The international community of nations has spoken out against the U.S. embargo on trade and travel to Cuba through 17 consecutive years of resolutions in the United Nations General Assembly. With each passing year the United States government has become more and more politically isolated on this issue. The last vote on October 29, 2008 was 185 to 3 against the U.S. blockade, with 2 abstentions. Those opposed were the United States, Israel, and Palau. Palau, along with the Marshall Islands and Micronesia which abstained, are all former U.S. colonies that remain highly dependent on the U.S. economic and military umbrella. Palau, incidentally, is so dependent on the United States that when no other country on the planet would agree to take 17 Chinese Uighurs held in Guantánamo Bay as so-called “enemy combatants,” because no country wanted to legitimize the systematic U.S. denial of protections guaranteed to prisoners of war under international law, Palau agreed in June 2009 to take them after intense U.S. pressure. Only afterward did Albania, in no less desperate economic situation itself, ultimately relent to taking four of the 17 Uighurs.

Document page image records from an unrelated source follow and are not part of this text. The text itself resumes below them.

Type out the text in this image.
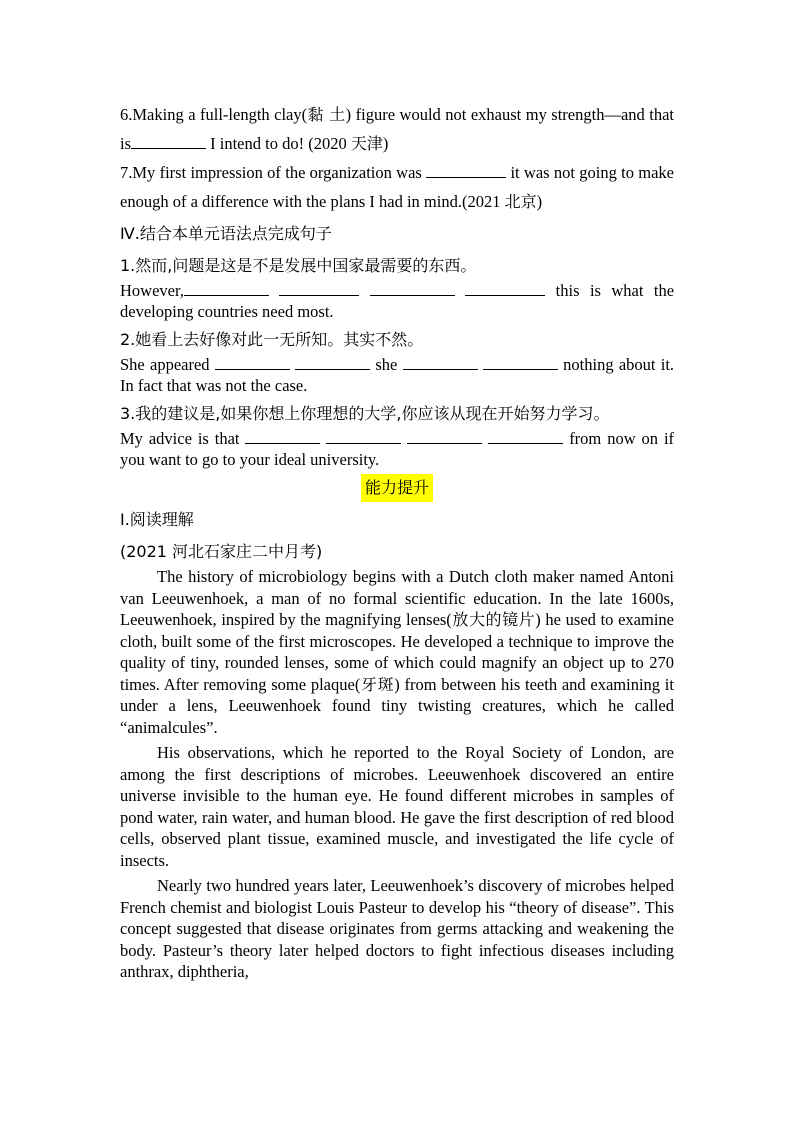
6.Making a full-length clay(黏 土) figure would not exhaust my strength—and that is	I intend to do! (2020 天津)
7.My first impression of the organization was	it was not going to make enough of a difference with the plans I had in mind.(2021 北京)
Ⅳ.结合本单元语法点完成句子
1.然而,问题是这是不是发展中国家最需要的东西。
However,	this is what the developing countries need most.
2.她看上去好像对此一无所知。其实不然。
She appeared	she	nothing about it. In fact that was not the case.
3.我的建议是,如果你想上你理想的大学,你应该从现在开始努力学习。
My advice is that	from now on if you want to go to your ideal university.
能力提升
Ⅰ.阅读理解
(2021 河北石家庄二中月考)
The history of microbiology begins with a Dutch cloth maker named Antoni van Leeuwenhoek, a man of no formal scientific education. In the late 1600s, Leeuwenhoek, inspired by the magnifying lenses(放大的镜片) he used to examine cloth, built some of the first microscopes. He developed a technique to improve the quality of tiny, rounded lenses, some of which could magnify an object up to 270 times. After removing some plaque(牙斑) from between his teeth and examining it under a lens, Leeuwenhoek found tiny twisting creatures, which he called “animalcules”.
His observations, which he reported to the Royal Society of London, are among the first descriptions of microbes. Leeuwenhoek discovered an entire universe invisible to the human eye. He found different microbes in samples of pond water, rain water, and human blood. He gave the first description of red blood cells, observed plant tissue, examined muscle, and investigated the life cycle of insects.
Nearly two hundred years later, Leeuwenhoek’s discovery of microbes helped French chemist and biologist Louis Pasteur to develop his “theory of disease”. This concept suggested that disease originates from germs attacking and weakening the body. Pasteur’s theory later helped doctors to fight infectious diseases including anthrax, diphtheria,
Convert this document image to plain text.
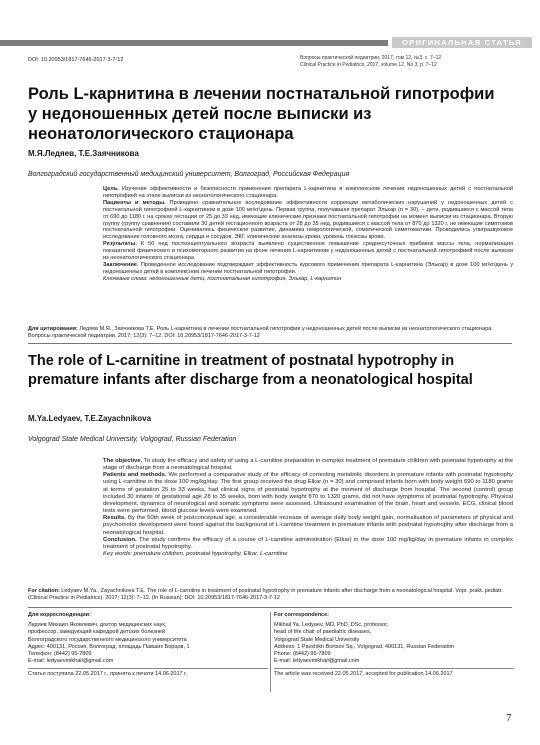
ОРИГИНАЛЬНАЯ СТАТЬЯ
DOI: 10.20953/1817-7646-2017-3-7-12	Вопросы практической педиатрии, 2017, том 12, №3, с. 7–12
Clinical Practice in Pediatrics, 2017, volume 12, No 3, p. 7–12
Роль L-карнитина в лечении постнатальной гипотрофии у недоношенных детей после выписки из неонатологического стационара
М.Я.Ледяев, Т.Е.Заячникова
Волгоградский государственный медицинский университет, Волгоград, Российская Федерация

Цель. Изучение эффективности и безопасности применения препарата L-карнитина в комплексном лечении недоношенных детей с постнатальной гипотрофией на этапе выписки из неонатологического стационара.

Пациенты и методы. Проведено сравнительное исследование эффективности коррекции метаболических нарушений у недоношенных детей с постнатальной гипотрофией L-карнитином в дозе 100 мг/кг/день. Первая группа, получавшая препарат Элькар (n = 30), – дети, родившиеся с массой тела от 690 до 1180 г, на сроках гестации от 25 до 33 нед, имеющие клинические признаки постнатальной гипотрофии на момент выписки из стационара. Вторую группу (группу сравнения) составили 30 детей гестационного возраста от 28 до 35 нед, родившиеся с массой тела от 870 до 1320 г, не имеющие симптомов постнатальной гипотрофии. Оценивались физическое развитие, динамика неврологической, соматической симптоматики. Проводились ультразвуковое исследование головного мозга, сердца и сосудов, ЭКГ, клинические анализы крови, уровень глюкозы крови.

Результаты. К 50 нед постконцептуального возраста выявлено существенное повышение среднесуточных прибавок массы тела, нормализация показателей физического и психомоторного развития на фоне лечения L-карнитином у недоношенных детей с постнатальной гипотрофией после выписки из неонатологического стационара.

Заключение. Проведенное исследование подтверждает эффективность курсового применения препарата L-карнитина (Элькар) в дозе 100 мг/кг/день у недоношенных детей в комплексном лечении постнатальной гипотрофии.

Ключевые слова: недоношенные дети, постнатальная гипотрофия, Элькар, L-карнитин

Для цитирования: Ледяев М.Я., Заячникова Т.Е. Роль L-карнитина в лечении постнатальной гипотрофии у недоношенных детей после выписки из неонатологического стационара. Вопросы практической педиатрии. 2017; 12(3): 7–12. DOI: 10.20953/1817-7646-2017-3-7-12
The role of L-carnitine in treatment of postnatal hypotrophy in premature infants after discharge from a neonatological hospital
M.Ya.Ledyaev, T.E.Zayachnikova
Volgograd State Medical University, Volgograd, Russian Federation

The objective. To study the efficacy and safety of using a L-carnitine preparation in complex treatment of premature children with postnatal hypotrophy at the stage of discharge from a neonatological hospital.

Patients and methods. We performed a comparative study of the efficacy of correcting metabolic disorders in premature infants with postnatal hypotrophy using L-carnitine in the dose 100 mg/kg/day. The first group received the drug Elkar (n = 30) and comprised infants born with body weight 690 to 1180 grams at terms of gestation 25 to 33 weeks, had clinical signs of postnatal hypotrophy at the moment of discharge from hospital. The second (control) group included 30 infants of gestational age 28 to 35 weeks, born with body weight 870 to 1320 grams, did not have symptoms of postnatal hypotrophy. Physical development, dynamics of neurological and somatic symptoms were assessed. Ultrasound examination of the brain, heart and vessels, ECG, clinical blood tests were performed, blood glucose levels were examined.

Results. By the 50th week of postconceptual age, a considerable increase of average daily body weight gain, normalisation of parameters of physical and psychomotor development were found against the background of L-carnitine treatment in premature infants with postnatal hypotrophy after discharge from a neonatological hospital.

Conclusion. The study confirms the efficacy of a course of L-carnitine administration (Elkar) in the dose 100 mg/kg/day in premature infants in complex treatment of postnatal hypotrophy.

Key words: premature children, postnatal hypotrophy, Elkar, L-carnitine

For citation: Ledyaev M.Ya., Zayachnikova T.E. The role of L-carnitine in treatment of postnatal hypotrophy in premature infants after discharge from a neonatological hospital. Vopr. prakt. pediatr. (Clinical Practice in Pediatrics). 2017; 12(3): 7–12. (In Russian). DOI: 10.20953/1817-7646-2017-3-7-12
Для корреспонденции:
Ледяев Михаил Яковлевич, доктор медицинских наук,
профессор, заведующий кафедрой детских болезней
Волгоградского государственного медицинского университета
Адрес: 400131, Россия, Волгоград, площадь Павших Борцов, 1
Телефон: (8442) 95-7809
E-mail: ledyaevmikhail@gmail.com
Статья поступила 22.05.2017 г., принята к печати 14.06.2017 г.
For correspondence:
Mikhail Ya. Ledyaev, MD, PhD, DSc, professor,
head of the chair of paediatric diseases,
Volgograd State Medical University
Address: 1 Pavshikh Bortsov Sq., Volgograd, 400131, Russian Federation
Phone: (8442) 95-7809
E-mail: ledyaevmikhail@gmail.com
The article was received 22.05.2017, accepted for publication 14.06.2017
7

Even the Cuban-American exile community, which has traditionally backed the U.S. embargo because their families lost properties in the 1959 Revolution, has been gradually shifting in preference to selectively lifting the embargo and travel restrictions to ease family visits and for the younger generation to rediscover the land of their parents. Ever since the collapse of the Soviet Union, Cuba has not posed any conceivable threat to the security of the United States.

On the contrary, the United States is harboring a Cuban-born Venezuelan man – Luis Posada Carriles – who has been convicted in absentia for various terrorist attacks and conspiracies in Latin America, including the 1976 bombing of Cubana Flight 455 that killed all 73 people on board. Detained in 2005-2007 for illegal presence in the United States, Carriles is now free. If President Obama is truly concerned about security and thwarting future terrorist attacks, he would move to extradite Carriles to Venezuela or Cuba, both of which have demanded that he face trial in their courts.

On the other hand, the Cuban Five (Los Cinco) – Fernando González, René González, Antonio Guerrero, Gerardo Hernández, Ramón Labañino – were arrested in 1998 for activities related to gathering intelligence on a number of militant Cuban-American exile groups, including Brothers to the Rescue, that have been accused of organizing illegal and often violent activities inside Cuba. The Five were convicted in 2001 on all 26 counts by a Federal District Court in Miami, where they could not possibly have received a fair trial. So far, the Obama administration has refused to reconsider the case, and, in fact, successfully pressured the Supreme Court to deny a review. If President Obama is truly interested in justice, he should reopen the case against the Cuban Five for independent review, and allow visits by family members from Cuba. If The Five’s only crime was thwarting terrorism, then they must be freed.

A parallel opportunity for rapprochement between the U.S. and Cuba is arising out of acknowledgements by both the Bush and Obama administrations that harsh interrogation methods and torture were used at the U.S. prison at Guantánamo Bay, and President Obama’s announced intention of closing the prison within a year of taking office. In fact, the prison itself appears to violate the very terms of the lease agreement of February 23, 1903 that grants “the premises for use as coaling or naval stations only, and for no other purpose.” One aspect of putting this dark period in U.S. human rights history behind us is to terminate the lease and return Guantánamo Bay to Cuba once the prison is closed. This will be another substantive gesture that the U.S. and Cuba can live together with mutual respect for each other’s sovereignty.

Having lifted the embargo just a little and let the Pastors for Peace Friendship Caravan through, President Obama needs to carry through on his promise of change by ending the U.S. embargo once and for all.

Sharat G. Lin is a scholar with the San José Peace and Justice Center. He is a contributor to the just-published book Studies in Inequality and Social Justice (edited by Kira Hall, Archana Publications, Meerut, 2009), and writes on global political economy, migrant labor, public health, and the environment.